To be separated, all you have to do is live apart. It is quite possible to simply start living separately and apart without taking any legal steps. If you do, and you subsequently divorce, your financial position both at the time of separation and at the time of the divorce will be taken into account when deciding financial issues. Therefore, if your financial situation changes during the period of separation, this will be taken into account, if you subsequently divorce.
Things to consider, if you are to separate, are making or changing your will, severing a joint tenancy on your home and opening separate bank accounts whilst closing joint accounts. And most importantly, agreeing the financial arrangements with your spouse and recording the agreement in a formal separation agreement. Thereafter, keep your financial affairs separate.
If the separation is likely to be for any significant period of time, you should always make a written separation agreement. It will not bind a court on divorce, as the court will always have an absolute discretion in the division of matrimonial assets, but it will be highly persuasive and will show what was agreed financially at the time of separation. It will also be a useful working document to help you consider and decide on the separation arrangements and will be a reference in the event of dispute.
A detailed guide with a number of examples of separation agreements is available here.
A further, but less common alternative to divorce is to judicially separate. Few people judicially separate, as many would then go on to divorce at a later stage, and so incur the cost of two different legal procedures. Although not used very often, judicial separation is a halfway house that falls short of a divorce, but involves the court’s recognising in a formal decree that you and your spouse are living apart. It will also enable the court to make orders relating to maintenance and such things as who will live in the house, if this is not agreed. The marriage still exists, which can be important if there are pension rights that need to be maintained.
The grounds for judicial separation are the same as for divorce, the main difference being that it is not necessary to show that the marriage has irretrievably broken down.
A decree of judicial separation has three main effects:
(1) You and your spouse are no longer obliged to live together;
(2) The court can exercise all the powers which it has to divide the matrimonial property and make orders as in divorce;
(3) The decree operates just like a divorce in terms of its effect on any will – the spouse no longer takes any benefit unless a new will is made, specifically stating that is to be the case.

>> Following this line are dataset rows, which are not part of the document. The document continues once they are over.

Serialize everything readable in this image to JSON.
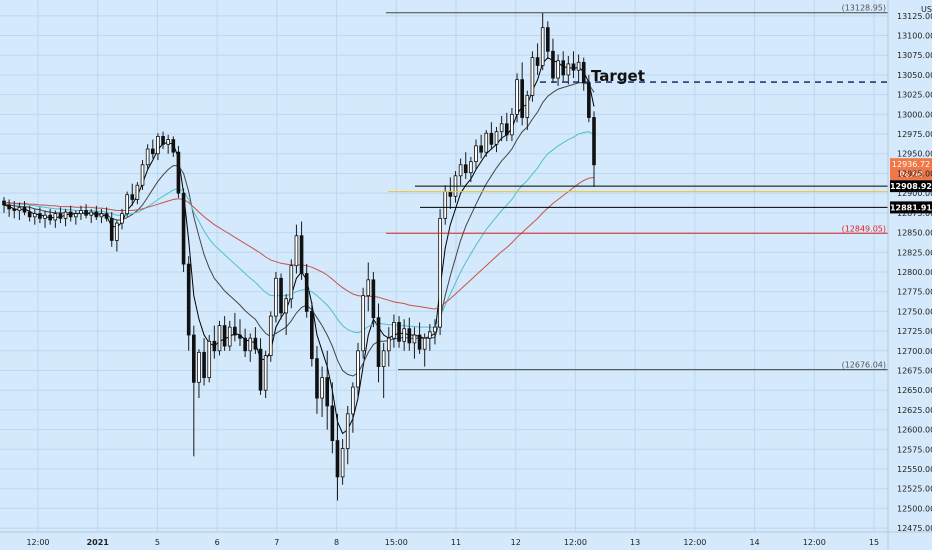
{
  "chart_data": {
    "type": "candlestick",
    "currency": "USD",
    "ylim": [
      12465,
      13140
    ],
    "y_ticks": [
      12475,
      12500,
      12525,
      12550,
      12575,
      12600,
      12625,
      12650,
      12675,
      12700,
      12725,
      12750,
      12775,
      12800,
      12825,
      12850,
      12875,
      12900,
      12925,
      12950,
      12975,
      13000,
      13025,
      13050,
      13075,
      13100,
      13125
    ],
    "x_ticks": [
      "12:00",
      "2021",
      "5",
      "6",
      "7",
      "8",
      "15:00",
      "11",
      "12",
      "12:00",
      "13",
      "12:00",
      "14",
      "12:00",
      "15"
    ],
    "levels": [
      {
        "value": 13128.95,
        "label": "(13128.95)",
        "color": "#444444",
        "style": "solid"
      },
      {
        "value": 13041,
        "label": "",
        "color": "#0d1a5a",
        "style": "dashed"
      },
      {
        "value": 12908.92,
        "label": "12908.92",
        "color": "#000000",
        "style": "solid"
      },
      {
        "value": 12902,
        "label": "",
        "color": "#f2c230",
        "style": "solid"
      },
      {
        "value": 12881.91,
        "label": "12881.91",
        "color": "#000000",
        "style": "solid"
      },
      {
        "value": 12849.05,
        "label": "(12849.05)",
        "color": "#e31f1f",
        "style": "solid"
      },
      {
        "value": 12676.04,
        "label": "(12676.04)",
        "color": "#444444",
        "style": "solid"
      }
    ],
    "last_price": {
      "value": "12936.72",
      "countdown": "06:08",
      "color": "#f07848"
    },
    "annotations": [
      {
        "text": "Target"
      }
    ],
    "candles": [
      [
        12890,
        12895,
        12875,
        12885
      ],
      [
        12885,
        12892,
        12870,
        12880
      ],
      [
        12880,
        12890,
        12868,
        12878
      ],
      [
        12878,
        12888,
        12866,
        12882
      ],
      [
        12882,
        12890,
        12872,
        12876
      ],
      [
        12876,
        12884,
        12864,
        12870
      ],
      [
        12870,
        12880,
        12860,
        12874
      ],
      [
        12874,
        12882,
        12862,
        12868
      ],
      [
        12868,
        12878,
        12856,
        12872
      ],
      [
        12872,
        12880,
        12860,
        12866
      ],
      [
        12866,
        12878,
        12856,
        12874
      ],
      [
        12874,
        12882,
        12862,
        12868
      ],
      [
        12868,
        12880,
        12858,
        12876
      ],
      [
        12876,
        12884,
        12864,
        12870
      ],
      [
        12870,
        12878,
        12860,
        12874
      ],
      [
        12874,
        12884,
        12866,
        12878
      ],
      [
        12878,
        12886,
        12868,
        12872
      ],
      [
        12872,
        12880,
        12862,
        12876
      ],
      [
        12876,
        12884,
        12866,
        12870
      ],
      [
        12870,
        12880,
        12862,
        12874
      ],
      [
        12874,
        12882,
        12864,
        12868
      ],
      [
        12868,
        12876,
        12832,
        12840
      ],
      [
        12840,
        12866,
        12826,
        12862
      ],
      [
        12862,
        12880,
        12854,
        12874
      ],
      [
        12874,
        12902,
        12870,
        12898
      ],
      [
        12898,
        12912,
        12884,
        12892
      ],
      [
        12892,
        12914,
        12886,
        12910
      ],
      [
        12910,
        12942,
        12904,
        12936
      ],
      [
        12936,
        12962,
        12930,
        12956
      ],
      [
        12956,
        12968,
        12944,
        12950
      ],
      [
        12950,
        12976,
        12942,
        12972
      ],
      [
        12972,
        12978,
        12956,
        12962
      ],
      [
        12962,
        12974,
        12950,
        12968
      ],
      [
        12968,
        12972,
        12946,
        12952
      ],
      [
        12952,
        12960,
        12894,
        12900
      ],
      [
        12900,
        12906,
        12800,
        12810
      ],
      [
        12810,
        12820,
        12700,
        12720
      ],
      [
        12720,
        12732,
        12566,
        12660
      ],
      [
        12660,
        12702,
        12640,
        12698
      ],
      [
        12698,
        12716,
        12656,
        12666
      ],
      [
        12666,
        12720,
        12660,
        12712
      ],
      [
        12712,
        12732,
        12690,
        12700
      ],
      [
        12700,
        12738,
        12694,
        12732
      ],
      [
        12732,
        12744,
        12700,
        12706
      ],
      [
        12706,
        12738,
        12700,
        12730
      ],
      [
        12730,
        12748,
        12712,
        12720
      ],
      [
        12720,
        12740,
        12706,
        12716
      ],
      [
        12716,
        12728,
        12692,
        12700
      ],
      [
        12700,
        12722,
        12686,
        12716
      ],
      [
        12716,
        12730,
        12696,
        12702
      ],
      [
        12702,
        12716,
        12644,
        12650
      ],
      [
        12650,
        12700,
        12640,
        12694
      ],
      [
        12694,
        12750,
        12686,
        12744
      ],
      [
        12744,
        12800,
        12736,
        12792
      ],
      [
        12792,
        12798,
        12740,
        12748
      ],
      [
        12748,
        12772,
        12720,
        12766
      ],
      [
        12766,
        12816,
        12754,
        12808
      ],
      [
        12808,
        12860,
        12798,
        12846
      ],
      [
        12846,
        12864,
        12790,
        12798
      ],
      [
        12798,
        12810,
        12742,
        12750
      ],
      [
        12750,
        12762,
        12680,
        12690
      ],
      [
        12690,
        12706,
        12620,
        12640
      ],
      [
        12640,
        12680,
        12616,
        12666
      ],
      [
        12666,
        12700,
        12600,
        12630
      ],
      [
        12630,
        12660,
        12570,
        12586
      ],
      [
        12586,
        12620,
        12510,
        12540
      ],
      [
        12540,
        12588,
        12530,
        12576
      ],
      [
        12576,
        12630,
        12556,
        12620
      ],
      [
        12620,
        12660,
        12596,
        12654
      ],
      [
        12654,
        12710,
        12640,
        12700
      ],
      [
        12700,
        12780,
        12690,
        12770
      ],
      [
        12770,
        12812,
        12750,
        12790
      ],
      [
        12790,
        12800,
        12730,
        12742
      ],
      [
        12742,
        12760,
        12660,
        12680
      ],
      [
        12680,
        12710,
        12640,
        12700
      ],
      [
        12700,
        12730,
        12680,
        12716
      ],
      [
        12716,
        12746,
        12704,
        12736
      ],
      [
        12736,
        12744,
        12704,
        12712
      ],
      [
        12712,
        12740,
        12700,
        12728
      ],
      [
        12728,
        12742,
        12700,
        12710
      ],
      [
        12710,
        12730,
        12690,
        12720
      ],
      [
        12720,
        12736,
        12696,
        12702
      ],
      [
        12702,
        12722,
        12680,
        12716
      ],
      [
        12716,
        12734,
        12700,
        12724
      ],
      [
        12724,
        12740,
        12708,
        12730
      ],
      [
        12730,
        12880,
        12720,
        12868
      ],
      [
        12868,
        12910,
        12860,
        12902
      ],
      [
        12902,
        12920,
        12880,
        12896
      ],
      [
        12896,
        12928,
        12888,
        12922
      ],
      [
        12922,
        12944,
        12910,
        12936
      ],
      [
        12936,
        12952,
        12918,
        12926
      ],
      [
        12926,
        12946,
        12914,
        12940
      ],
      [
        12940,
        12968,
        12930,
        12960
      ],
      [
        12960,
        12974,
        12944,
        12952
      ],
      [
        12952,
        12980,
        12946,
        12976
      ],
      [
        12976,
        12990,
        12956,
        12962
      ],
      [
        12962,
        12984,
        12952,
        12978
      ],
      [
        12978,
        12998,
        12966,
        12988
      ],
      [
        12988,
        13002,
        12966,
        12974
      ],
      [
        12974,
        13008,
        12966,
        13000
      ],
      [
        13000,
        13052,
        12990,
        13044
      ],
      [
        13044,
        13066,
        12986,
        12996
      ],
      [
        12996,
        13030,
        12980,
        13024
      ],
      [
        13024,
        13080,
        13016,
        13072
      ],
      [
        13072,
        13090,
        13050,
        13062
      ],
      [
        13062,
        13129,
        13056,
        13110
      ],
      [
        13110,
        13118,
        13070,
        13080
      ],
      [
        13080,
        13096,
        13040,
        13046
      ],
      [
        13046,
        13076,
        13036,
        13068
      ],
      [
        13068,
        13080,
        13042,
        13050
      ],
      [
        13050,
        13074,
        13038,
        13064
      ],
      [
        13064,
        13080,
        13046,
        13056
      ],
      [
        13056,
        13076,
        13040,
        13066
      ],
      [
        13066,
        13072,
        13030,
        13040
      ],
      [
        13040,
        13050,
        12990,
        12996
      ],
      [
        12996,
        13004,
        12908,
        12936
      ]
    ],
    "moving_averages": [
      {
        "color": "#000000",
        "values": [
          12885,
          12883,
          12880,
          12879,
          12880,
          12877,
          12873,
          12873,
          12870,
          12869,
          12869,
          12870,
          12872,
          12874,
          12873,
          12875,
          12874,
          12874,
          12873,
          12872,
          12871,
          12858,
          12857,
          12863,
          12878,
          12886,
          12897,
          12912,
          12930,
          12942,
          12955,
          12963,
          12964,
          12962,
          12945,
          12900,
          12840,
          12770,
          12740,
          12720,
          12710,
          12706,
          12712,
          12715,
          12718,
          12722,
          12720,
          12714,
          12712,
          12710,
          12690,
          12688,
          12700,
          12730,
          12742,
          12752,
          12770,
          12792,
          12800,
          12790,
          12760,
          12720,
          12700,
          12680,
          12650,
          12610,
          12595,
          12600,
          12614,
          12640,
          12680,
          12720,
          12740,
          12730,
          12720,
          12716,
          12720,
          12722,
          12722,
          12720,
          12720,
          12718,
          12716,
          12718,
          12722,
          12780,
          12830,
          12860,
          12880,
          12900,
          12910,
          12918,
          12930,
          12940,
          12950,
          12956,
          12962,
          12970,
          12974,
          12982,
          13000,
          13010,
          13012,
          13030,
          13044,
          13065,
          13072,
          13068,
          13066,
          13060,
          13060,
          13058,
          13060,
          13054,
          13040,
          13010
        ]
      },
      {
        "color": "#454545",
        "values": [
          12886,
          12885,
          12884,
          12883,
          12883,
          12882,
          12880,
          12879,
          12877,
          12876,
          12875,
          12875,
          12875,
          12875,
          12874,
          12875,
          12875,
          12875,
          12875,
          12874,
          12873,
          12868,
          12866,
          12866,
          12869,
          12873,
          12878,
          12885,
          12895,
          12905,
          12915,
          12923,
          12930,
          12935,
          12935,
          12925,
          12902,
          12870,
          12845,
          12822,
          12805,
          12792,
          12784,
          12776,
          12770,
          12764,
          12758,
          12751,
          12745,
          12740,
          12730,
          12722,
          12718,
          12722,
          12726,
          12730,
          12738,
          12748,
          12755,
          12758,
          12752,
          12742,
          12732,
          12720,
          12706,
          12688,
          12675,
          12670,
          12668,
          12672,
          12684,
          12698,
          12708,
          12712,
          12712,
          12713,
          12715,
          12716,
          12717,
          12716,
          12716,
          12716,
          12716,
          12716,
          12717,
          12740,
          12770,
          12795,
          12818,
          12840,
          12858,
          12872,
          12886,
          12899,
          12912,
          12922,
          12932,
          12941,
          12948,
          12956,
          12968,
          12978,
          12984,
          12994,
          13003,
          13015,
          13023,
          13028,
          13032,
          13034,
          13036,
          13038,
          13040,
          13040,
          13038,
          13028
        ]
      },
      {
        "color": "#4fc1cc",
        "values": [
          12888,
          12887,
          12887,
          12886,
          12886,
          12885,
          12884,
          12883,
          12882,
          12881,
          12880,
          12880,
          12879,
          12879,
          12878,
          12878,
          12878,
          12878,
          12877,
          12877,
          12876,
          12874,
          12872,
          12872,
          12873,
          12874,
          12876,
          12879,
          12883,
          12887,
          12892,
          12896,
          12900,
          12904,
          12906,
          12902,
          12892,
          12876,
          12864,
          12852,
          12842,
          12834,
          12828,
          12822,
          12816,
          12810,
          12804,
          12798,
          12792,
          12787,
          12780,
          12774,
          12770,
          12770,
          12770,
          12770,
          12772,
          12775,
          12777,
          12778,
          12775,
          12770,
          12764,
          12758,
          12750,
          12740,
          12732,
          12727,
          12724,
          12723,
          12726,
          12731,
          12734,
          12735,
          12734,
          12733,
          12733,
          12732,
          12732,
          12731,
          12731,
          12730,
          12730,
          12730,
          12730,
          12742,
          12758,
          12772,
          12786,
          12800,
          12812,
          12823,
          12834,
          12844,
          12854,
          12862,
          12870,
          12878,
          12885,
          12892,
          12902,
          12910,
          12916,
          12924,
          12932,
          12942,
          12950,
          12955,
          12960,
          12964,
          12968,
          12971,
          12975,
          12977,
          12978,
          12974
        ]
      },
      {
        "color": "#c8534a",
        "values": [
          12888,
          12888,
          12887,
          12887,
          12887,
          12886,
          12886,
          12885,
          12885,
          12884,
          12884,
          12883,
          12883,
          12883,
          12882,
          12882,
          12882,
          12882,
          12881,
          12881,
          12880,
          12879,
          12878,
          12878,
          12878,
          12878,
          12879,
          12880,
          12882,
          12884,
          12886,
          12888,
          12890,
          12892,
          12893,
          12892,
          12888,
          12882,
          12876,
          12870,
          12865,
          12860,
          12856,
          12852,
          12848,
          12844,
          12840,
          12836,
          12832,
          12828,
          12824,
          12819,
          12815,
          12813,
          12811,
          12810,
          12809,
          12809,
          12809,
          12808,
          12806,
          12803,
          12800,
          12796,
          12791,
          12785,
          12780,
          12776,
          12772,
          12770,
          12769,
          12769,
          12769,
          12768,
          12766,
          12764,
          12762,
          12761,
          12760,
          12758,
          12757,
          12756,
          12755,
          12754,
          12753,
          12756,
          12761,
          12766,
          12772,
          12778,
          12784,
          12790,
          12796,
          12802,
          12808,
          12814,
          12820,
          12826,
          12831,
          12837,
          12844,
          12850,
          12856,
          12862,
          12868,
          12875,
          12881,
          12887,
          12892,
          12897,
          12902,
          12907,
          12912,
          12916,
          12919,
          12920
        ]
      }
    ]
  }
}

You will probably only want to consider a judicial separation, if:
- Either you or your spouse are opposed to divorce – typically for religious reasons;
- There is an absolute bar to divorce within the first year of a marriage. Judicial separation may be all that is available, if you wish to formalise the break by court proceedings within that first year;
- For some reason, it is not possible to prove the irretrievable breakdown of the marriage as necessary for a divorce.
The procedure for obtaining a judicial separation is similar to the divorce process, save that there is only one decree (that of judicial separation) and the court does not make a conditional decree.